The problem seems to be with your Access-Control-Allow-Origin
header.
map.UseCors(CorsOptions.AllowAll);
The above line should cause every response to a SignalR CORS request to have the following header:
Access-Control-Allow-Origin: (request origin)
In your case, the (request origin) should be http://localhost:50709
, but instead it is http://localhost:50709, *
judging by the following log output:
[18:06:41 GMT-0600 (Central Standard Time)] SignalR: Negotiating with 'http://localhost:60601/signalr/negotiate?connectionData=%5B%7B%22name%22%3A%22chathub%22%7D%5D&clientProtocol=1.3'.
HTMLHttpRequest cannot load http://localhost:60601/signalr/negotiate?connectionData=%5B%7B%22name%22%3A%22chathub%22%7D%5D&clientProtocol=1.3&_=1386201997462.
The 'Access-Control-Allow-Origin' header contains the invalid value 'http://localhost:50709, *'. Origin 'http://localhost:50709' is therefore not allowed access.
SignalR error: Error: Error during negotiation request.
This is most likely caused by something similar to the following in your web.config:
<httpProtocol>
<customHeaders>
<add name="Access-Control-Allow-Origin" value="*" />
</customHeaders>
</httpProtocol>
Or perhapse something similar to the following in your middleware code:
Response.AppendHeader("Access-Control-Allow-Origin", "*");
Either way, since you are already using map.UseCors(CorsOptions.AllowAll);
you should not be setting the Access-Control-Allow-Origin
header elsewhere.
Note about JSONP
Lastly, I know you probably only did this for debugging purposes, but starting the connection like so: $.connection.hub.start({ jsonp: true, transport: 'webSockets' })

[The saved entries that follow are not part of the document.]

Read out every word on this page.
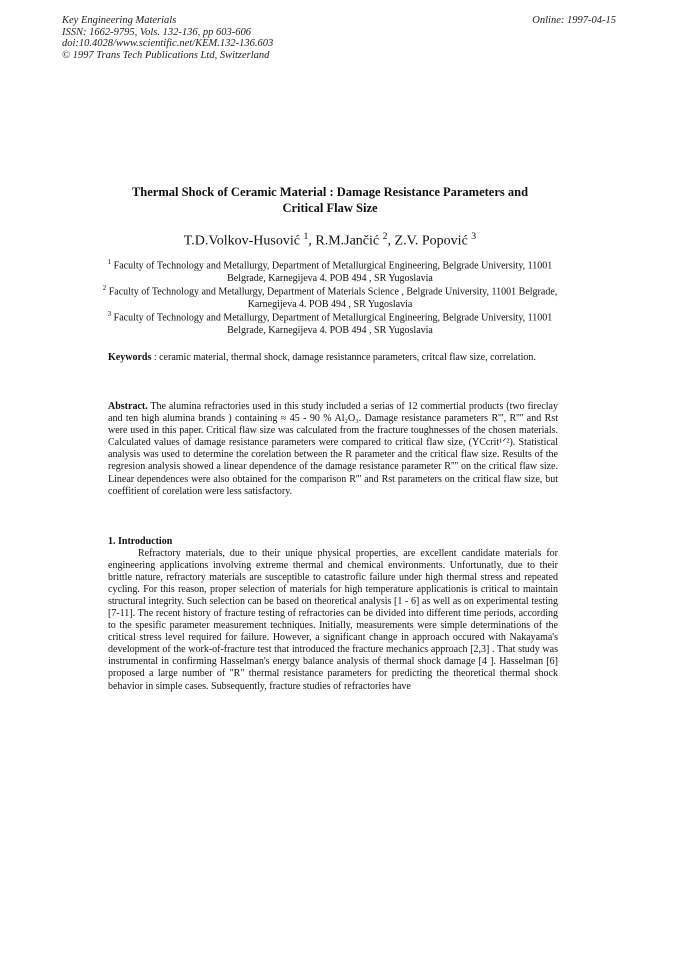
Key Engineering Materials
ISSN: 1662-9795, Vols. 132-136, pp 603-606
doi:10.4028/www.scientific.net/KEM.132-136.603
© 1997 Trans Tech Publications Ltd, Switzerland
Online: 1997-04-15
Thermal Shock of Ceramic Material : Damage Resistance Parameters and Critical Flaw Size
T.D.Volkov-Husović $^1$, R.M.Jančić $^2$, Z.V. Popović $^3$
$^1$ Faculty of Technology and Metallurgy, Department of Metallurgical Engineering, Belgrade University, 11001 Belgrade, Karnegijeva 4. POB 494 , SR Yugoslavia
$^2$ Faculty of Technology and Metallurgy, Department of Materials Science , Belgrade University, 11001 Belgrade, Karnegijeva 4. POB 494 , SR Yugoslavia
$^3$ Faculty of Technology and Metallurgy, Department of Metallurgical Engineering, Belgrade University, 11001 Belgrade, Karnegijeva 4. POB 494 , SR Yugoslavia
Keywords : ceramic material, thermal shock, damage resistannce parameters, critcal flaw size, correlation.
Abstract. The alumina refractories used in this study included a serias of 12 commertial products (two fireclay and ten high alumina brands ) containing ≈ 45 - 90 % Al₂O₃. Damage resistance parameters R''', R'''' and Rst were used in this paper. Critical flaw size was calculated from the fracture toughnesses of the chosen materials. Calculated values of damage resistance parameters were compared to critical flaw size, (YCcrit¹ᐟ²). Statistical analysis was used to determine the corelation between the R parameter and the critical flaw size. Results of the regresion analysis showed a linear dependence of the damage resistance parameter R'''' on the critical flaw size. Linear dependences were also obtained for the comparison R''' and Rst parameters on the critical flaw size, but coeffitient of corelation were less satisfactory.
1. Introduction
Refractory materials, due to their unique physical properties, are excellent candidate materials for engineering applications involving extreme thermal and chemical environments. Unfortunatly, due to their brittle nature, refractory materials are susceptible to catastrofic failure under high thermal stress and repeated cycling. For this reason, proper selection of materials for high temperature applicationis is critical to maintain structural integrity. Such selection can be based on theoretical analysis [1 - 6] as well as on experimental testing [7-11]. The recent history of fracture testing of refractories can be divided into different time periods, according to the spesific parameter measurement techniques. Initially, measurements were simple determinations of the critical stress level required for failure. However, a significant change in approach occured with Nakayama's development of the work-of-fracture test that introduced the fracture mechanics approach [2,3] . That study was instrumental in confirming Hasselman's energy balance analysis of thermal shock damage [4 ]. Hasselman [6] proposed a large number of "R" thermal resistance parameters for predicting the theoretical thermal shock behavior in simple cases. Subsequently, fracture studies of refractories have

probably isn't the best idea.
With these settings, the negotiate request (and any long polling requests) will always be made with JSONP, not CORS. This might make sense when you can't get CORS to work, but if you can get CORS working you should use that instead and not enable JSONP since CORS allows for more fine-grained access control configuration.
If you set EnableJSONP
to true on the server, you are allowing JS code running on any website to access your SignalR service no matter what you set your CorsOptions
to.
If you decide to leave JSONP enabled on the server, there is no reason to specify jsonp: true
in the configuration object you pass to hub.start
since SignalR should fall back and try to use JSONP if CORS requests fail.
The same goes for specifying transport: 'webSockets'
. By default, SignalR will try to use the WebSocket transport first if it's available.